Update on the Cranston Flowers

The tally goes something like this. One Cranston store did not want to show ID. Another thought it would be bad for business. Another was closed.  A fourth store in Connecticut, originally agreed, but then cancelled under threat of loss of business.  Finally a fifth store agreed, but received at least one harassing phone call.  Honestly all of this is fitting after Martin Luther King Jr. Day.

The Cranston prayer banner debate shifts to flowers as businesses refuse to deliver to the teenage girl at the center of the battle. The Freedom From Religion Foundation in Wisconsin had to go out of state to find a florist to deliver flowers to the Cranston West teen, after four other Rhode Island businesses said "no thanks" to the order.


Co-owner of Glimpse of Gaia Florist Sean Condon, drove all the way from Connecticut to deliver the flowers to the atheist teen who won the lawsuit against her school over a prayer banner. Cranston West was ordered to take the banner down. It's temporarily covered, pending the school committees decision on an appeal.
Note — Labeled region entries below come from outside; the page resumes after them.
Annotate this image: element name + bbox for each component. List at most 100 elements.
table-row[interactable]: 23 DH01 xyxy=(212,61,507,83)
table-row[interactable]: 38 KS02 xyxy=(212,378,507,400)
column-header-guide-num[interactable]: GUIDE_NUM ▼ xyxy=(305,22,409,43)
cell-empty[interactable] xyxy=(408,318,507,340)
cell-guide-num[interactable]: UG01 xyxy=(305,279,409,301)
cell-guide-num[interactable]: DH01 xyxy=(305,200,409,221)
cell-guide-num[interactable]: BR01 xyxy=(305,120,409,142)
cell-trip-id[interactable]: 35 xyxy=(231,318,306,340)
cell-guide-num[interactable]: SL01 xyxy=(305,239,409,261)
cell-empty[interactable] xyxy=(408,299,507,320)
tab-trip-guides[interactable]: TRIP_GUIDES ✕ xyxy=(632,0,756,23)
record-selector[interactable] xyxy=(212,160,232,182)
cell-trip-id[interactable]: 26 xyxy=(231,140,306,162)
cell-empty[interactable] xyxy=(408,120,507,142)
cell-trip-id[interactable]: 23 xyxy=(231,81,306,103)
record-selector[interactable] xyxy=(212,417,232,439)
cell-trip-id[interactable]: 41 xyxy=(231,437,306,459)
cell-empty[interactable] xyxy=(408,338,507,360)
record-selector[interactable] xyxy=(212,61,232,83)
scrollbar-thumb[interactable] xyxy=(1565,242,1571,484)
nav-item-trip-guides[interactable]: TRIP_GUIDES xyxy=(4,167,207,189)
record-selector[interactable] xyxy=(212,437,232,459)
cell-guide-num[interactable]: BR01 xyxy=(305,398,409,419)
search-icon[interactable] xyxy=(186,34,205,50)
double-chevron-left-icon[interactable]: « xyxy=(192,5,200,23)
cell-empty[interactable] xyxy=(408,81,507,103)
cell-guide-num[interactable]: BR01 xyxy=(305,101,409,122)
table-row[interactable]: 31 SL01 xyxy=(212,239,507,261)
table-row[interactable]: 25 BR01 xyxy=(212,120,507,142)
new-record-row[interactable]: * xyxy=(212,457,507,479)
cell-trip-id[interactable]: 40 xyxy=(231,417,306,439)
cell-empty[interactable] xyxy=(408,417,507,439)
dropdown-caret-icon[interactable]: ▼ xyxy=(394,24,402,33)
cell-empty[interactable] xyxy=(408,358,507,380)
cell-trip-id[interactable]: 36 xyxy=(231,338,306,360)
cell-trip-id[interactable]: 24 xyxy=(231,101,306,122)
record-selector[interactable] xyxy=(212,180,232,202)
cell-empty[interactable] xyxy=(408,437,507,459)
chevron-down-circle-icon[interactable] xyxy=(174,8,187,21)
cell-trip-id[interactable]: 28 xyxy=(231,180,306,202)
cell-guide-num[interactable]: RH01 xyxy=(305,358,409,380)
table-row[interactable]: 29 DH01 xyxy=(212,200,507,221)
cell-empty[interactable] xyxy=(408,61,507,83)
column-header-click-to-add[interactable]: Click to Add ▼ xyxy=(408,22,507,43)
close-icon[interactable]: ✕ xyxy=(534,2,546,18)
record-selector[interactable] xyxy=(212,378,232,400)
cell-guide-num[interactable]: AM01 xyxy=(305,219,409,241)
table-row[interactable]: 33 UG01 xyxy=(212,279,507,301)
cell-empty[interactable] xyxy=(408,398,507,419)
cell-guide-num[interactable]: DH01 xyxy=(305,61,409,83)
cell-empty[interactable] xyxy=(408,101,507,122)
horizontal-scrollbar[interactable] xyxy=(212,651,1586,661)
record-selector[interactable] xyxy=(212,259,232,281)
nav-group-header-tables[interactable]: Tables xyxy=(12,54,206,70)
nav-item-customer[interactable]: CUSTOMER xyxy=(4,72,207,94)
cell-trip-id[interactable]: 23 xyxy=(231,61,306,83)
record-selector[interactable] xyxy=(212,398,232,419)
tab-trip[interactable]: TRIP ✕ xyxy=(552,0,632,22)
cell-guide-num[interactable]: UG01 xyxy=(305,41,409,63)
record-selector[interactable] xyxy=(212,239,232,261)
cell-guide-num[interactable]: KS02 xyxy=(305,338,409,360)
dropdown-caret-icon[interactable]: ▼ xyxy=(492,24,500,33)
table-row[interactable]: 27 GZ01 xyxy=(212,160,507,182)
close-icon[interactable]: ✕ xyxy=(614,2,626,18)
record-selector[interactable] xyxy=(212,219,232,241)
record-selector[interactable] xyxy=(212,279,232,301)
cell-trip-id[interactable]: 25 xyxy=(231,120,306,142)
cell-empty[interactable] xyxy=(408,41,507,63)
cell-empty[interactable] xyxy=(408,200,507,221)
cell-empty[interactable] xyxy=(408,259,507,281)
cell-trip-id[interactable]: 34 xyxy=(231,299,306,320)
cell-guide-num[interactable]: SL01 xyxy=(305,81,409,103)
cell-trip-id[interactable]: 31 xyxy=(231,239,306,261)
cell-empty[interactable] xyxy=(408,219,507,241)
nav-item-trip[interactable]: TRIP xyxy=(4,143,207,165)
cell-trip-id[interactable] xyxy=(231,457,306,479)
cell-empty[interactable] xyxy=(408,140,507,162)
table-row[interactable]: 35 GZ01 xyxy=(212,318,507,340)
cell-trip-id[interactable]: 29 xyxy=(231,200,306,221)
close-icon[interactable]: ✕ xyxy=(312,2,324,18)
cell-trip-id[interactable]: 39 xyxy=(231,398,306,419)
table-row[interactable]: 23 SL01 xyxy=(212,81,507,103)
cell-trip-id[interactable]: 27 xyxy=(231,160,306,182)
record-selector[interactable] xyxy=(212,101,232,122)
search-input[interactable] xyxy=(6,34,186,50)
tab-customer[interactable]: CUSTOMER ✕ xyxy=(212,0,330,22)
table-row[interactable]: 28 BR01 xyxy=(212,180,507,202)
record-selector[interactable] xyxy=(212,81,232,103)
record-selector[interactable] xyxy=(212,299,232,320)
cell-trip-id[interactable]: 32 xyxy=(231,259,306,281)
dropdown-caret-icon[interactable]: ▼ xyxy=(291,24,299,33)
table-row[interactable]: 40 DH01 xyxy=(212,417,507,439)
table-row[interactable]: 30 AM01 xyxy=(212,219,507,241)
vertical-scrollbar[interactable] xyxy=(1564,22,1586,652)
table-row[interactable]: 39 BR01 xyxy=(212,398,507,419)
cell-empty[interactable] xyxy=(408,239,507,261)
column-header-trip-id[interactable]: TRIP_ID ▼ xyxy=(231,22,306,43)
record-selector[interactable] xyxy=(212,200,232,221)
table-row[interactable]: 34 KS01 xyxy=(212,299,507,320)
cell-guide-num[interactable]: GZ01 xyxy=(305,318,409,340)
Condon said, "I think we don't discriminate against people for any reason."


The anti-religious group wanted to send Ahlquist congratulatory flowers, but four different florists in Rhode Island refused.


Owner of Twins Florist in Cranston, Marina Plowman, was one of the businesses to reject the order.


Plowman said, "It's my freedom of speech I refuse orders when I want and I take orders when I want."


Plowman said part of the reason why she rejected the order was because of the warning that came with it. It said Ahlquist was under the public eye and the deliverer would need to show id to prove they weren't a threat. It was a warning that Plowman says helped make her decision.


"I mean it's not worth it for me to do that," she said.


Floral Express was the second to turn the order down saying they'd be closed on the day of delivery. We checked, and the door was locked. The third business to deny delivery to the teen was Flowers by Santilli.


Owner Raymond Santilli said, "we have beliefs as well as the individual that's in the middle of all this, and we just feel that it's better for us as a business and the city itself just to stay away from this and not to cross the lines."


A warwick florist had agreed to the order, but later withdrew. Ending the flower efforts with Sean Condon. He says almost immediately after delivering the flowers he started receiving harassing phone calls.


Condon said, "That we should be ashamed of ourselves for delivering to that girl. She sounded like a middle-aged woman and this is a teenage girl so I thought to myself I'm not so sure I should be the one ashamed of myself."


The Freedom From Religion Foundation in Wisconsin says they are filing civil complaints against the florists that refused their order.[1]